Na verdade, esta unidade de tanques encontrava-se na área da Vidrul, arredores de Luanda, e a sua movimentação para a capital tinha sido objecto de um pedido do Presidente Agostinho Neto, tendo sido levada à capital pelo próprio general Rafael Moracen Limonta.

Numa outra entrevista, o general Abelardo Colomé Ibarra “Furry”, admite ter falado com Agostinho Neto sobre o golpe e a disposição dos militares cubanos de entrarem em acção e “o presidente pediu que actuássemos”.

Furry diz ter havido um desconhecimento da composição das forças e meios com que contavam os sublevados e por esta razão procurou o contacto com o então ministro da Defesa, Iko Carreira, que lhe pareceu frio para a gravidade da situação.

“Ofereci-me para o ajudar no que estimava que fosse conveniente. Estava com uma grande passividade, como que esperando que o fossem buscar para ser fuzilado”, disse Abelardo Colomé Ibarra.

Apesar de terem ficado sem os batalhões de tanques para a efectivação do contra-ataque, os cubanos ainda assim socorreram-se de tanques destinados à instrução e marcharam para a nona brigada que foi tomada sem problemas.

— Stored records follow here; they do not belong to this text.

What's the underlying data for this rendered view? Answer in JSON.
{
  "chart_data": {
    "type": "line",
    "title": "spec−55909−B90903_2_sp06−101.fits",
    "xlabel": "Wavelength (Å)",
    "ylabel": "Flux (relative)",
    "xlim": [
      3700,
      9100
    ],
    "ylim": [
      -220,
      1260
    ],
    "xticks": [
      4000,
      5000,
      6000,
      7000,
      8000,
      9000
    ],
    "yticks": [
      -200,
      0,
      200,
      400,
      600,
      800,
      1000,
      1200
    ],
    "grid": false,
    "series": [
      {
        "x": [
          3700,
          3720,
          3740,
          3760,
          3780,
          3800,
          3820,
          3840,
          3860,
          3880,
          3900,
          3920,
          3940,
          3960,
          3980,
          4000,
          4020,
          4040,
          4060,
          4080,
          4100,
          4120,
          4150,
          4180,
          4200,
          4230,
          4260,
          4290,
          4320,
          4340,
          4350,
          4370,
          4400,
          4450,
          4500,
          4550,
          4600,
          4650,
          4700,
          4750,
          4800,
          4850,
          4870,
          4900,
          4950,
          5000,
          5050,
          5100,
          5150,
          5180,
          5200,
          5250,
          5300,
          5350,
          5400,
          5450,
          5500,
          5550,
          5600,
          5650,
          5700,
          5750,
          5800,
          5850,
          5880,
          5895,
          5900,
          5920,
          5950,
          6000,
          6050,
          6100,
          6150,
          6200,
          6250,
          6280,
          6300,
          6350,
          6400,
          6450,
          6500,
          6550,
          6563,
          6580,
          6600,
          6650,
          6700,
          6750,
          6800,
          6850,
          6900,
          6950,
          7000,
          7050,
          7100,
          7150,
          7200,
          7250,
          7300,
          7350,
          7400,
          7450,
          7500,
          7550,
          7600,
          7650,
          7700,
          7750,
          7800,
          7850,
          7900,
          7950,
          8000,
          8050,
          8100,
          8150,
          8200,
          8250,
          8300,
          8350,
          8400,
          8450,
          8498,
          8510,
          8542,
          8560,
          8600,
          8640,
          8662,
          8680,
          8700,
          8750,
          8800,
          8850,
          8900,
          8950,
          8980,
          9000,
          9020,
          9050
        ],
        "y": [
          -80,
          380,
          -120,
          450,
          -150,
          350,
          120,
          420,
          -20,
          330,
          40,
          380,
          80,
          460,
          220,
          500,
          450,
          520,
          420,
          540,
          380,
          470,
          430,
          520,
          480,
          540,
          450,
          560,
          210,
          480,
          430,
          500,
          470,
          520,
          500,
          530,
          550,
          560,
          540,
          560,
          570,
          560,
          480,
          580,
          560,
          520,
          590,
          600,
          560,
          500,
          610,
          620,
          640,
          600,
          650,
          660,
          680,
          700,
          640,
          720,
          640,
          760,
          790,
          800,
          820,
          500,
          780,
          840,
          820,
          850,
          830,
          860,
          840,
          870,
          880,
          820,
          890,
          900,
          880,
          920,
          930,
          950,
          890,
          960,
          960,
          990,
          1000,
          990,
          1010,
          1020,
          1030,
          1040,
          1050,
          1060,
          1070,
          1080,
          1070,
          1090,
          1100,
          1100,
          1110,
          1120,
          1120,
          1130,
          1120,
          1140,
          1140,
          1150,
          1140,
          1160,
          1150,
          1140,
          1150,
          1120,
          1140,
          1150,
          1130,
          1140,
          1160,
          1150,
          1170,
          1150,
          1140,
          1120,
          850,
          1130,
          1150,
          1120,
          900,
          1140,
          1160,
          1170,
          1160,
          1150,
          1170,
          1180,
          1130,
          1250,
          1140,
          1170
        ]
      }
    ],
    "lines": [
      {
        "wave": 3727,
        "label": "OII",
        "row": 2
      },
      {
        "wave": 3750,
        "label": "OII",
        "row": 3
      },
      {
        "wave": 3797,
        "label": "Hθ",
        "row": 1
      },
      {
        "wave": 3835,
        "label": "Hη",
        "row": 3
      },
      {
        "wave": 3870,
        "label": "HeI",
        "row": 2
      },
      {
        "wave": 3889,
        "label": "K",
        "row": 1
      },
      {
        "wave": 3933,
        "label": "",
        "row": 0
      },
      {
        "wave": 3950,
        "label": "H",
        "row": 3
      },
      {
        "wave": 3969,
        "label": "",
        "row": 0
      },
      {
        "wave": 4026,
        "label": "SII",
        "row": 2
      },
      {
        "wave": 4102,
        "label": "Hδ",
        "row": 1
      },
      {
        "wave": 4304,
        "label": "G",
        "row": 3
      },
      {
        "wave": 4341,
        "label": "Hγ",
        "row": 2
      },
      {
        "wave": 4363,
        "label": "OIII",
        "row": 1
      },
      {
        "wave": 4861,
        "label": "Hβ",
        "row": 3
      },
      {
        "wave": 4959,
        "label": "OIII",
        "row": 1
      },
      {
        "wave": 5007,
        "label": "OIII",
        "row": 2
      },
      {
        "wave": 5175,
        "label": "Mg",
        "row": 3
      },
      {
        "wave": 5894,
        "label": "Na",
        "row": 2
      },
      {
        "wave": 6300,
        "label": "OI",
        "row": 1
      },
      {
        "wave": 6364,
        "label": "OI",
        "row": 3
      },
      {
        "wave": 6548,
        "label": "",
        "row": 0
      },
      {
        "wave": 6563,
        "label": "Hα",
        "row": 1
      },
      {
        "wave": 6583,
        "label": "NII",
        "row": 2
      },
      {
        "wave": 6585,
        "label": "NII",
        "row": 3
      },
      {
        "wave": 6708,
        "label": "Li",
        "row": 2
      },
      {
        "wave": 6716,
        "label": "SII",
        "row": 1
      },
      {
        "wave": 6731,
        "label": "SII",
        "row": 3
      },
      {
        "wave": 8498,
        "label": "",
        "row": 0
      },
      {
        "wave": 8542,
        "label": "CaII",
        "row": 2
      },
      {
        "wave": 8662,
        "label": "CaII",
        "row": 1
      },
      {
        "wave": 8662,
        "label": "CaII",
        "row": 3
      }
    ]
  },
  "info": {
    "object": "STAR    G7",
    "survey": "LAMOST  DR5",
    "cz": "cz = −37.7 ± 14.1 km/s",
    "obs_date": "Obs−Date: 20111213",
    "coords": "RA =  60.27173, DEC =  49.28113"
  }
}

As relações de amizade entre Angola e Cuba foram forjadas com laços de sangue e são indestrutíveis uma vez que nesta terra cidadãos de ambos os países deram a sua vida na luta pela preservação da integridade territorial. Este pronunciamento foi feito pelo adido de defesa da Embaixada de Cuba em Angola, general Rafael Moracen Limonta, quando intervinha no acto político alusivo ao 55º aniversário do desembarque de Granma.

De acordo com general cubano, agora também angolano, não se pode deixar de frisar que os internacionalistas cubanos contribuíram na luta pela preservação da integridade territorial de Angola durante 15 anos, tendo fortalecido os laços de irmandade com o sangue de cidadãos dos dois países que foi vertido nessa acção.

“Quando falamos das forças armadas revolucionárias de Cuba, não podemos deixar de fazer uma incursão histórica da luta pela independência desta ilha, a qual durou mais de cem anos e contou com a colaboração de cidadãos oriundos de outros países, o que fez com que tivéssemos uma divida para com a África, a qual foi paga em Angola durante 15 anos”, referiu.

Rafael Moracen Limonta realçou que os internacionalistas cubanos fizeram jus às palavras de ordem do primeiro presidente de Angola, António Agostinho Neto, quando afirmou que “Angola era a trincheira firme da revolução em África”, uma vez que colaboraram para a independência do Zimbabué, Namíbia e o fim do apartheid na África do Sul.

Destacou o estado das relações de cooperação bilateral existente actualmente, tendo referido que actualmente ambos os países as quais tem maior enfoque nos domínios da educação, saúde, agricultura e energia.

Agradeceu na ocasião o apoio que Angola tem prestado a Cuba na luta contra o bloqueio económico de que é alvo há mais de meio século e pela libertação dos cinco cidadãos cubanos que se encontram detidos nos EUA.